Quit whining, it’s time to look ahead

Our community’s mood on the restructuring of the auto industry is swinging.

For weeks, comments posted on autonews.com about potential Chrysler sale/merger/breakup deals have been mostly about how No. 3 U.S. automaker got it wrong. At best, posters analyzed the causes. At worst, they raged about who to blame (a surprisingly long and varied list).

But overnight, writers are shifting their sentiment. The comments, several more like essays, are longer, more thoughtful and less angry. More importantly, many are forward looking.

Some writers have a suggestion. Some offer several ways to fix U.S automakers. Others issue bold calls to action.

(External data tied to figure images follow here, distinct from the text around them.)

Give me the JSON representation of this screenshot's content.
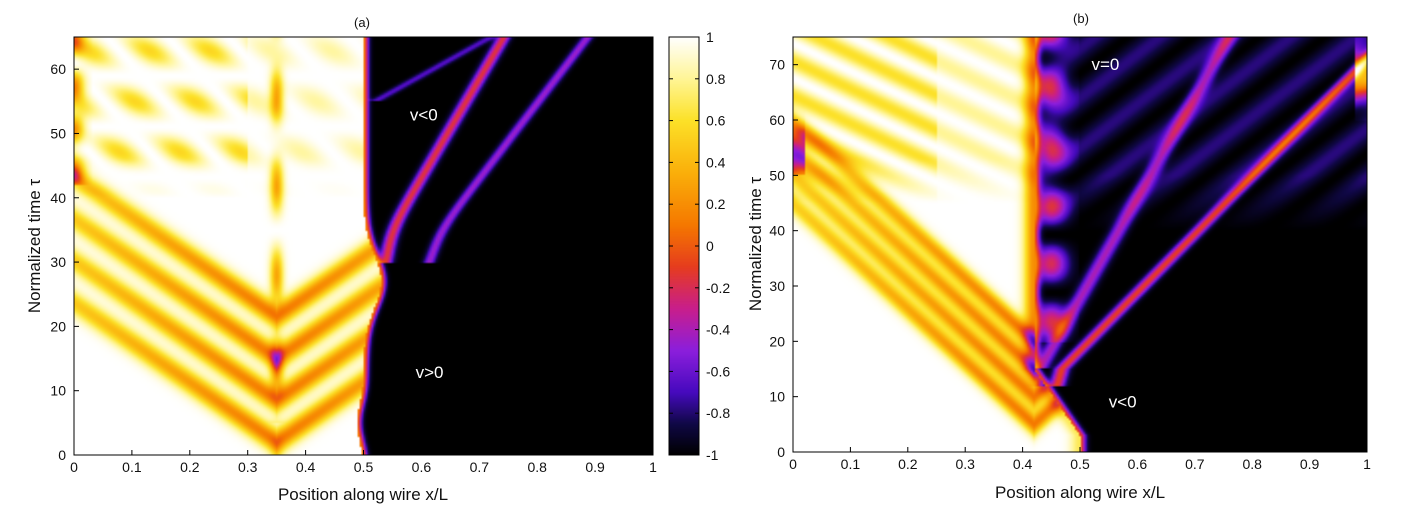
{
  "chart_data": [
    {
      "type": "heatmap",
      "panel_label": "(a)",
      "xlabel": "Position along wire x/L",
      "ylabel": "Normalized time τ",
      "xlim": [
        0,
        1
      ],
      "ylim": [
        0,
        65
      ],
      "xticks": [
        0,
        0.1,
        0.2,
        0.3,
        0.4,
        0.5,
        0.6,
        0.7,
        0.8,
        0.9,
        1
      ],
      "yticks": [
        0,
        10,
        20,
        30,
        40,
        50,
        60
      ],
      "colormap": "white-yellow-orange-red-magenta-purple-blue-black",
      "colorbar": {
        "range": [
          -1,
          1
        ],
        "ticks": [
          1,
          0.8,
          0.6,
          0.4,
          0.2,
          0,
          -0.2,
          -0.4,
          -0.6,
          -0.8,
          -1
        ]
      },
      "annotations": [
        {
          "text": "v<0",
          "x": 0.58,
          "y": 52
        },
        {
          "text": "v>0",
          "x": 0.59,
          "y": 12
        }
      ],
      "features": {
        "front_boundary_x": 0.5,
        "front_bulge_time": 27,
        "v_apex": {
          "x": 0.35,
          "y": 2
        }
      }
    },
    {
      "type": "heatmap",
      "panel_label": "(b)",
      "xlabel": "Position along wire x/L",
      "ylabel": "Normalized time τ",
      "xlim": [
        0,
        1
      ],
      "ylim": [
        0,
        75
      ],
      "xticks": [
        0,
        0.1,
        0.2,
        0.3,
        0.4,
        0.5,
        0.6,
        0.7,
        0.8,
        0.9,
        1
      ],
      "yticks": [
        0,
        10,
        20,
        30,
        40,
        50,
        60,
        70
      ],
      "colormap": "white-yellow-orange-red-magenta-purple-blue-black",
      "annotations": [
        {
          "text": "v=0",
          "x": 0.52,
          "y": 69
        },
        {
          "text": "v<0",
          "x": 0.55,
          "y": 8
        }
      ],
      "features": {
        "front_boundary_x_start": 0.5,
        "front_boundary_x_end": 0.42,
        "front_stop_time": 15,
        "v_apex": {
          "x": 0.42,
          "y": 5
        }
      }
    }
  ]
}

COO@Tier1 says if taxpayers have to pay to revive the auto industry, they should get some guarantees their money is being well spent. Seven, actually. He proposes “controls to ensure a robust, rejuvenated and sustainable domestic auto industry:” Before forking over federal bucks, he urges requiring new cars to have extended warranties and 80 percent local content; tax credits for new-car buyers; and for rescued automakers, more representative boards, full loan repayment and no executive pay above $1 million until the federal debt is paid off.

Some suggestions are narrower.

Arguing that Cerberus wants to close a deal with General Motors by the Nov. 4 election before people notice what a bad deal it is for GM, Chrysler and the public, 329031 says “the deal must be blocked until cool heads fully investigate the impact this will have on what is left of our industrial base.”

At least some import-intenders are willing to reconsider.

Jeff is a fan of European and Asian cars (including those made by Ford of Europe and GM Europe) and was shopping German and Japanese cars before hearing that Ford was adapting European cars for the U.S. Now, he says, “I’ve decided to delay my car purchase until I can see one of these beauties in person.” There’s one potential conquest customer for Ford.

There’s too much whining out there, says AutoVeteran. Folks didn’t object when the bubble was being inflated, and the complaints now aren’t helping, he writes.

“Let’s quit the whining, the blaming and the-sky-is-falling routine,” he says. “Get to work, make it better or shut up.”

So in that spirit, who has suggestions on how to clean up this mess? C’mon, it’s your chance to play “If I were king.” Think of it as therapy.